Of course, as Bykov acknowledges, Dostoevsky is also much more than that. For one thing, he is too independent and too paradoxical to be a propaganda tool. His cultural conservatism was idiosyncratic enough to coexist with strong sympathy for Russia’s nascent feminist movement. His support for tsarist Russia’s symbiosis of church and autocracy-- a stance Bykov regards as a “Stockholm syndrome” response to Dostoevsky’s pardon by the tsar in 1849-- inevitably clashed with his passion for human freedom, which is the central theme of “The Grand Inquisitor”: The Inquisitor sees Jesus as a carrier of dangerous heresy for giving people free choice rather than the safety of authority.
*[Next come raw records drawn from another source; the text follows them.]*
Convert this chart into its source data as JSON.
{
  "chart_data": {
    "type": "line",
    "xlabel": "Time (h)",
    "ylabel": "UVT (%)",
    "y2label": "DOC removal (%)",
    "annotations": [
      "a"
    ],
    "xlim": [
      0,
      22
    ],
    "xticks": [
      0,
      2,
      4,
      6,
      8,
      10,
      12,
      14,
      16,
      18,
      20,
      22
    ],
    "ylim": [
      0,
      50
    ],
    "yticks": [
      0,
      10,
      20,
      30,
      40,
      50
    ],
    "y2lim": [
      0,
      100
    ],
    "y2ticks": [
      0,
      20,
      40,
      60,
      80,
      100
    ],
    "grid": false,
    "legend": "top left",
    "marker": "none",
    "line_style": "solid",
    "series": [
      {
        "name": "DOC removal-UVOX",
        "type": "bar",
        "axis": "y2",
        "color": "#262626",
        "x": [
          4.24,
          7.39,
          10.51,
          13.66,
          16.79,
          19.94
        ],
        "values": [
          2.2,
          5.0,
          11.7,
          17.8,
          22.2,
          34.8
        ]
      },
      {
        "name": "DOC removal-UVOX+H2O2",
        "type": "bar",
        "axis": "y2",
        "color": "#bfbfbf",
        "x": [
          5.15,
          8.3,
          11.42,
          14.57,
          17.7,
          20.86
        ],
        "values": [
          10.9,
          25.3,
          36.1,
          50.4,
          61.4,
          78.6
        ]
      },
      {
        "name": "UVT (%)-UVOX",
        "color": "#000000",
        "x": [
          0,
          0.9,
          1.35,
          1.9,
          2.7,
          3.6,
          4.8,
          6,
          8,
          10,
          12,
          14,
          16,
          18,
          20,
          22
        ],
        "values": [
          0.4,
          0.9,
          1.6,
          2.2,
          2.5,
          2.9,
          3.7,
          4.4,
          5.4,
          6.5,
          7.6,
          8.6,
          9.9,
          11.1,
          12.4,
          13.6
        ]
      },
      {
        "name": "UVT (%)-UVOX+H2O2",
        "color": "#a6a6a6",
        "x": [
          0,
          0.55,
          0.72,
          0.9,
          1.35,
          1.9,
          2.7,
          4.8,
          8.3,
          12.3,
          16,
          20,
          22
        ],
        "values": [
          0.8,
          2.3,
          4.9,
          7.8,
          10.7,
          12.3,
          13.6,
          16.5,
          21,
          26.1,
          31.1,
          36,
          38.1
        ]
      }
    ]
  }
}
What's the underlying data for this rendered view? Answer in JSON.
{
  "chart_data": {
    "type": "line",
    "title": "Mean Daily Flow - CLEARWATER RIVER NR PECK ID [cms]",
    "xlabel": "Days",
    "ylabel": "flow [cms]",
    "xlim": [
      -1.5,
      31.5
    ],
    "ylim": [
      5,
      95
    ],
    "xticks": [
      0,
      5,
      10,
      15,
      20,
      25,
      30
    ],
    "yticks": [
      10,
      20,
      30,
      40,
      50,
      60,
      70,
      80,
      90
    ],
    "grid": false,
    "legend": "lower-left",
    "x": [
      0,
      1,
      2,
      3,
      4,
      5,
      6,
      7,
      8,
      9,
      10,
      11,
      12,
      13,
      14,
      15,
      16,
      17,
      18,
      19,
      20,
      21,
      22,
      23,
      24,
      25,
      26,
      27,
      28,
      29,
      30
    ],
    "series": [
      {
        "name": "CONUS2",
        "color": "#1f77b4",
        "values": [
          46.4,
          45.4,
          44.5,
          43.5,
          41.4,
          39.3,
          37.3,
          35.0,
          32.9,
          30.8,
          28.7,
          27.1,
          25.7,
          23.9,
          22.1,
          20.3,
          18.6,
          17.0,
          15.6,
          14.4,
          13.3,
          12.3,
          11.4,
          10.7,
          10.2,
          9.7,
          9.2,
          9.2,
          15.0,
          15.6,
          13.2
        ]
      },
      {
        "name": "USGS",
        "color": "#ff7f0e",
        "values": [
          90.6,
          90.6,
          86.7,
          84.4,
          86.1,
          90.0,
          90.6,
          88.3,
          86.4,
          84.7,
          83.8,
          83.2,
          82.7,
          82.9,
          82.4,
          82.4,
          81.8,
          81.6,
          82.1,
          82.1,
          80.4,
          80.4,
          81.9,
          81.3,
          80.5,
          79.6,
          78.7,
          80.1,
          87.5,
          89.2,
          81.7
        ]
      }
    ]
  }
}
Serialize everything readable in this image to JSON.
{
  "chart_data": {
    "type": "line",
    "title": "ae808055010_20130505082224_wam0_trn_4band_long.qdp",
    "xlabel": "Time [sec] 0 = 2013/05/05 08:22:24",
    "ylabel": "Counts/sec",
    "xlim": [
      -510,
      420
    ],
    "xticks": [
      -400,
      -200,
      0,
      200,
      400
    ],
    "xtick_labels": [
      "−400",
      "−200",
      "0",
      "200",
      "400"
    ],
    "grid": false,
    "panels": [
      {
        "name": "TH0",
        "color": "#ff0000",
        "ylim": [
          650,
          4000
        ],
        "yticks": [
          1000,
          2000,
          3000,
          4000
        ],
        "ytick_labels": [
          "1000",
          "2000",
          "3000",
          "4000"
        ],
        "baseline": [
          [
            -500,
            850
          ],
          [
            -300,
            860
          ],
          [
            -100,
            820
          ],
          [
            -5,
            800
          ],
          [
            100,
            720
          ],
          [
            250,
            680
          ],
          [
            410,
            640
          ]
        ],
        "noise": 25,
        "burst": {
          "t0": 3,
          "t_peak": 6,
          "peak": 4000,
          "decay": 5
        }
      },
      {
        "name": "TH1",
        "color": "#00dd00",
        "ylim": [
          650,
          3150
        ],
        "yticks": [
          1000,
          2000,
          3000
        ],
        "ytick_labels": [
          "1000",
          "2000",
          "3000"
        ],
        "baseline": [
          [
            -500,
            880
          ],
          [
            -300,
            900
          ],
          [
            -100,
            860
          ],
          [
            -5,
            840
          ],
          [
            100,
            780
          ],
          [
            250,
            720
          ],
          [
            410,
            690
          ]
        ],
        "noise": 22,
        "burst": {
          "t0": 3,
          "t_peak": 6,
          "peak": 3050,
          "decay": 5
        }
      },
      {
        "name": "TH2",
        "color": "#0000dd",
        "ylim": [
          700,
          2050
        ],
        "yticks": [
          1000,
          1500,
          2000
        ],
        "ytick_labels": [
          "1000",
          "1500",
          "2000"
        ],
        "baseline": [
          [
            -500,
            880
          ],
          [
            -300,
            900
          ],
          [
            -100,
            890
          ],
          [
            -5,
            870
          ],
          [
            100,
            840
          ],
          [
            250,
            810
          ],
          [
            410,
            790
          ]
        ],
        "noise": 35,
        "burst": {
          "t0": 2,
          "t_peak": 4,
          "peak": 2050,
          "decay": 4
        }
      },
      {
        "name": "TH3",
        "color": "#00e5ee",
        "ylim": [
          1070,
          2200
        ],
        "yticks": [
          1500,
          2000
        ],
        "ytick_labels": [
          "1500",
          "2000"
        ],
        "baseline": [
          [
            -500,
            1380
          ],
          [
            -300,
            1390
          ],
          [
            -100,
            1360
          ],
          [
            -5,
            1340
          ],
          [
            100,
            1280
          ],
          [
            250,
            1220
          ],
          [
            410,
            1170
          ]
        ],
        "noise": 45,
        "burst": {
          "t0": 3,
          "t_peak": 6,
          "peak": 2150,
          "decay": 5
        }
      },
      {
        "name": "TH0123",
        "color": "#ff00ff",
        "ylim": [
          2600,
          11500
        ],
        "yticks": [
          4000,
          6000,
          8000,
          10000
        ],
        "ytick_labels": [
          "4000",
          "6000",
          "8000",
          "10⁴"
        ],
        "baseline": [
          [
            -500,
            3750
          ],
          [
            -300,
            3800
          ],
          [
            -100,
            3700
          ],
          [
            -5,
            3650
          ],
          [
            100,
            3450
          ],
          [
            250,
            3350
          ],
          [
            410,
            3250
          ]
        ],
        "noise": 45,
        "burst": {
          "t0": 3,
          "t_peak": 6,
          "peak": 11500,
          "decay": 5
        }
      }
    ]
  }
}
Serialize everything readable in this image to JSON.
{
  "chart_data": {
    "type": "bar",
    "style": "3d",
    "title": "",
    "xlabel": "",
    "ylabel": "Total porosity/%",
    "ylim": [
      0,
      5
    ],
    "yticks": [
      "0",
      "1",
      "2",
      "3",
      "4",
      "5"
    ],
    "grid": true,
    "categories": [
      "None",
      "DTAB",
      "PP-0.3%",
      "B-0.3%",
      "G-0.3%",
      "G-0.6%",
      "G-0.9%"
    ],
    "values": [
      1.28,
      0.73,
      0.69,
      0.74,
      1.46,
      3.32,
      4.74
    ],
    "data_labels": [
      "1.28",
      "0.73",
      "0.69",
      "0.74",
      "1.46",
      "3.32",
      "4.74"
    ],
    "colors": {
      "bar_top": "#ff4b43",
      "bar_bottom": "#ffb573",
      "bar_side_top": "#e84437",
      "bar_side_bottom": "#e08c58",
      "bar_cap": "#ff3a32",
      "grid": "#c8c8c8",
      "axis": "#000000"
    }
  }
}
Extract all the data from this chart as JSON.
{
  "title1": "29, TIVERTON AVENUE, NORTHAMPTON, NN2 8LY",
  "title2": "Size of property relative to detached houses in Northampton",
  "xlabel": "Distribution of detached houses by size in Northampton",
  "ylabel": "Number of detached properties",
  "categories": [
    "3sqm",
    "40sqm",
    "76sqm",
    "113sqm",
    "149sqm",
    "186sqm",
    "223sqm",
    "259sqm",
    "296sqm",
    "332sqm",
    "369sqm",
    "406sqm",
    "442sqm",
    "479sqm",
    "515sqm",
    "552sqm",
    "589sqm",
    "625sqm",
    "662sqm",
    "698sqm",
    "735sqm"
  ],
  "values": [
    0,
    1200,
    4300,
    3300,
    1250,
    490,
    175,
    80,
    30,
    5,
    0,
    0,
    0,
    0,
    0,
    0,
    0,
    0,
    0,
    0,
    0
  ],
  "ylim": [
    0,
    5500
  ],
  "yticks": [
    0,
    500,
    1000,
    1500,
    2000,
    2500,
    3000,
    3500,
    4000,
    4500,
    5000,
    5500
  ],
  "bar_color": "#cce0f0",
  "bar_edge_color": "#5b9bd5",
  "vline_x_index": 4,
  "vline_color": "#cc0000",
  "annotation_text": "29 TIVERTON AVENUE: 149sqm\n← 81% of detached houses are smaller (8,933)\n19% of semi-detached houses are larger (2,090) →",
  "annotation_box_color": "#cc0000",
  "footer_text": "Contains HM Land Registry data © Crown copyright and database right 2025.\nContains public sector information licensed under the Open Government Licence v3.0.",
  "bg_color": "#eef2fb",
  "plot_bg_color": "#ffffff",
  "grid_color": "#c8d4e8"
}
As Russian religious philosopher Nikolai Berdyaev argued more than half a century after Dostoevsky’s death, Dostoevsky himself may not have understood that, despite its Catholic setting, his story applied equally to Russian Orthodoxy: “In actuality, Dostoevsky in the Legend rose up against every religion of authority, as being a temptation by the Anti-Christ... This was an unprecedented hymn to the freedom of the Spirit, a most extreme form of religious anarchism.” It is not for nothing that in the 1890s, Russian censors barred The Brothers Karamazov from school libraries and free public libraries as insufficiently, well, orthodox.
Bykov believes that toward the end of his life, Dostoevsky’s views were evolving again: There are tantalizing hints that the planned second volume of The Brothers Karamazov was going to take the saintly Alyosha in the direction of becoming a revolutionary. It is also worth noting that in the acclaimed speech Dostoevsky gave in June 1880-- just six months before his death-- at the unveiling of the monument in Moscow to Russia’s great poet Alexander Pushkin, he strove to articulate a Russian patriotism that would reconcile the Slavophiles and the Westernizers, emphasizing Pushkin’s Europeanness and “pan-humanity” as an essential part of his Russianness.
Perhaps no Russian writer attained this “pan-humanity” more than Dostoevsky, who has, for a century and a half, inspired people across national, religious and political lines-- including members of groups toward which he harbored the strongest prejudices. This is one way in which Dostoevsky’s legacy is relevant to our cultural moment: It is a reminder that great art and literature transcend their creators’ politics and biases and endure long after the polemics of the day are forgotten.